Le reboisement de 2 000 hectares de plantations vise à inverser la tendance à la dégradation des parcs à karité, menacés par l’expansion agricole, les feux de brousse et les changements climatiques. Au-delà de l’aspect environnemental, le projet met l’accent sur les coopératives de femmes et de jeunes, renforçant leur autonomisation et leur résilience économique. Cette approche s’inscrit dans les priorités de la CEDEAO, qui a récemment dévoilé un « Pacte d’avenir » en six piliers pour consolider l’intégration régionale, dont l’un porte sur le développement agricole durable et la sécurité alimentaire.

Le moment choisi n’est pas anodin. Alors que la région fait face à des défis énergétiques récurrents – comme en témoigne la place prépondérante des centrales thermiques au Togo évoquée par Togo First en mai 2026 – la valorisation des filières agricoles à fort potentiel exportateur offre une voie complémentaire de croissance. Le karité, contrairement aux hydrocarbures, ne nécessite pas d’investissements lourds en infrastructures et fait vivre des millions de familles rurales.

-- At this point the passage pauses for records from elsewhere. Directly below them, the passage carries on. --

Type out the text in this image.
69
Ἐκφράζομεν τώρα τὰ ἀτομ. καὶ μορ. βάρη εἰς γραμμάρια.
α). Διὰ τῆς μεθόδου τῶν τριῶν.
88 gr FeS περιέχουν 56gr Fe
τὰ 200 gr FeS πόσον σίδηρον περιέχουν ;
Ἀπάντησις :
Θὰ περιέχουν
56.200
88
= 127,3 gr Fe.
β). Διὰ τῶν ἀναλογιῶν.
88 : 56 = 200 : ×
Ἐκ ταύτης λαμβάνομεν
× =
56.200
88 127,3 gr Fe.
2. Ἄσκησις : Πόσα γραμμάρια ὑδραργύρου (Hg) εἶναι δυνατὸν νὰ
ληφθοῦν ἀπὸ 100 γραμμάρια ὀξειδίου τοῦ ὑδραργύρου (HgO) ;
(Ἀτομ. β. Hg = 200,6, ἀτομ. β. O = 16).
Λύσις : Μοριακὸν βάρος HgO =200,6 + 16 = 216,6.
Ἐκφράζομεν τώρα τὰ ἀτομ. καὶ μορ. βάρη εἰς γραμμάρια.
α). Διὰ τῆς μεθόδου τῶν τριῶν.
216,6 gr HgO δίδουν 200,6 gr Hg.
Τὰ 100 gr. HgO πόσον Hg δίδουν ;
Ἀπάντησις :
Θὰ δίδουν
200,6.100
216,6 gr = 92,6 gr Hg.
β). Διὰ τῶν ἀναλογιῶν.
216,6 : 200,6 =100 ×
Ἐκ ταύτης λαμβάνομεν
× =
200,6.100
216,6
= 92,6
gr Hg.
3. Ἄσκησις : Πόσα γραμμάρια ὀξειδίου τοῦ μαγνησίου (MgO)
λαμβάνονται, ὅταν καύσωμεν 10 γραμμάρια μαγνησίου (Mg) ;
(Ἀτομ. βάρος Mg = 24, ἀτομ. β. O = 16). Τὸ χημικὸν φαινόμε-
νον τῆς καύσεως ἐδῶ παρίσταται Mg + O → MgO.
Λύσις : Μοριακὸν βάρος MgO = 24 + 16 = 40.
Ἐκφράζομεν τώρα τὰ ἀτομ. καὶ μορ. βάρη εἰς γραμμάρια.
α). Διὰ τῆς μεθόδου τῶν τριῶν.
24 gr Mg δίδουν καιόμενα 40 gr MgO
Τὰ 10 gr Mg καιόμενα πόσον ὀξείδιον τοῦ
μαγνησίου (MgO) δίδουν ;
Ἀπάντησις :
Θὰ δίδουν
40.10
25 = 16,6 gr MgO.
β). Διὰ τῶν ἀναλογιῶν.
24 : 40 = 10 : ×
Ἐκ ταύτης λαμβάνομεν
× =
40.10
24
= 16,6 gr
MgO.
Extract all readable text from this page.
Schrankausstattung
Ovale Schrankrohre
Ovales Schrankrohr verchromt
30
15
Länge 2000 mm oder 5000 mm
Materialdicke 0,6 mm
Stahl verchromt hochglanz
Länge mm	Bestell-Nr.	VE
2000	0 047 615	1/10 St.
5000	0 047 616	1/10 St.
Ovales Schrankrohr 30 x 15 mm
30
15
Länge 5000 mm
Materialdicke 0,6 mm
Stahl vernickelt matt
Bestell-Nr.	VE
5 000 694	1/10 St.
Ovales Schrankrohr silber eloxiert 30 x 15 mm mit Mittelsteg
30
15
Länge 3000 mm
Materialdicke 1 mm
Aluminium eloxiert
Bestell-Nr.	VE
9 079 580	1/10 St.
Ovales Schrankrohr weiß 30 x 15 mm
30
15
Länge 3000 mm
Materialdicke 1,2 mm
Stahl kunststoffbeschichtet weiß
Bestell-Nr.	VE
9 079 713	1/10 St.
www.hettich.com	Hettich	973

Un partenariat Sud-Sud aux accents géopolitiques

L’implication du Service forestier coréen dans ce projet illustre la montée en puissance de la coopération entre l’Afrique de l’Ouest et les pays d’Asie de l’Est. La Corée du Sud, via son Institut mondial pour la croissance verte, multiplie les partenariats dans la région, notamment dans les secteurs de l’énergie, de l’agriculture et de la gestion des ressources naturelles. Ce positionnement s’inscrit dans une compétition plus large pour l’influence en Afrique, où la Chine reste le premier partenaire commercial, mais où des acteurs comme la Corée du Sud cherchent à se différencier par des projets à fort impact social et environnemental.

Le Togo, de son côté, capitalise sur cette dynamique pour diversifier ses sources de financement et renforcer sa crédibilité sur la scène internationale. Le projet de karité vient compléter d’autres initiatives structurantes, telles que le développement du port de Lomé ou les investissements dans les énergies renouvelables, malgré la persistance des centrales thermiques. Cette stratégie de diversification est d’autant plus pertinente que les cours de l’or, autre ressource clé de la région, restent volatils.

Enfin, ce projet illustre une évolution notable dans la conception du développement rural en Afrique de l’Ouest : on passe d’une approche purement extractive à une logique de gestion durable intégrant les dimensions climatiques et sociales. Les leçons tirées du barrage de Souapiti en Guinée, où un programme de formation d’ingénieurs a été lancé en mai 2026, montrent que les grands projets d’infrastructure s’accompagnent désormais de volets de renforcement des capacités locales. Le karité pourrait bien devenir un modèle du genre.

Alors que la CEDEAO cherche à renforcer son intégration économique à travers des pactes et des stratégies communes, la filière karité incarne à elle seule les défis et les opportunités de la région : une ressource naturelle renouvelable, une main-d’œuvre féminine importante, une demande mondiale en hausse, mais aussi une vulnérabilité climatique et une nécessité de gouvernance inclusive. Le Togo, avec ce projet, envoie un signal fort sur sa capacité à conjuguer développement local et insertion dans les chaînes de valeur mondiales. Reste à voir si cette initiative pourra être dupliquée à l’échelle régionale, pour faire du karité un véritable levier d’intégration ouest-africaine.